Die Perspektiven sind gut

Jetzt ist Schönecker im siebten Semester, sie will nach dem Bachelor nicht weiterstudieren. "Aber was ich genau machen will, weiß ich auch noch nicht", sagt sie. So oder so: Ihre Perspektiven sind gut. Die Zahl der Beschäftigten in der Software- und Games-Industrie in Deutschland ist in den vergangenen Jahren um durchschnittlich sieben Prozent gestiegen. Informatiker werden in vielen Branchen gesucht.

Das sei zwar sehr gut, sagt die Professorin Klinker, aber gleichzeitig sieht sie es mit Bedauern, wenn Studenten die Uni nach dem Bachelor verlassen: "Eine TU entfaltet ihre ganze Wucht erst mit den letzten Semestern. In der Forschung können wir besonders viel leisten." Klinker würde am liebsten alle Studenten für den Master da behalten, Eignung vorausgesetzt.

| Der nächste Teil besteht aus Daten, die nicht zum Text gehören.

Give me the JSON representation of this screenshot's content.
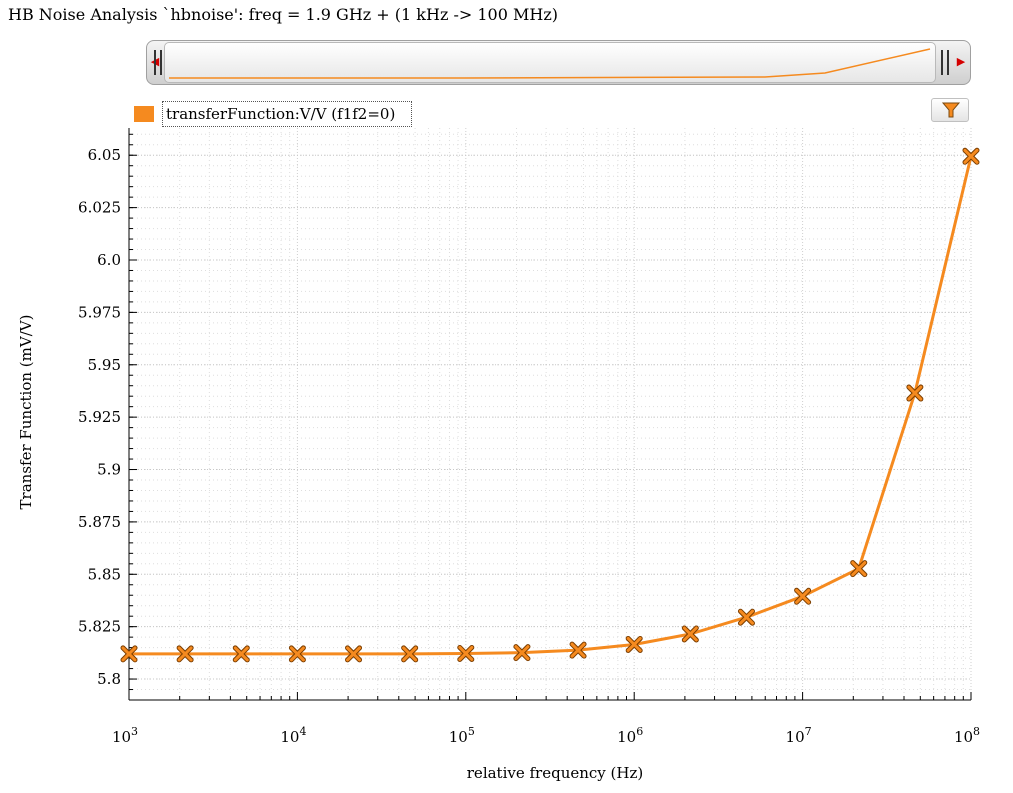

Um 16 Uhr ist der Sauerstoff im Labor längst aufgebraucht. Während Studenten in den meisten Vorlesungen spätestens nach einer Stunde nervös auf die Uhr gucken, sitzen die acht im Labor konzentriert vor ihren Rechnern. Und als Frieder Pankratz das Seminar nach über drei Stunden beendet, hacken einige von ihnen noch ein paar Codezeilen in die Tastaturen.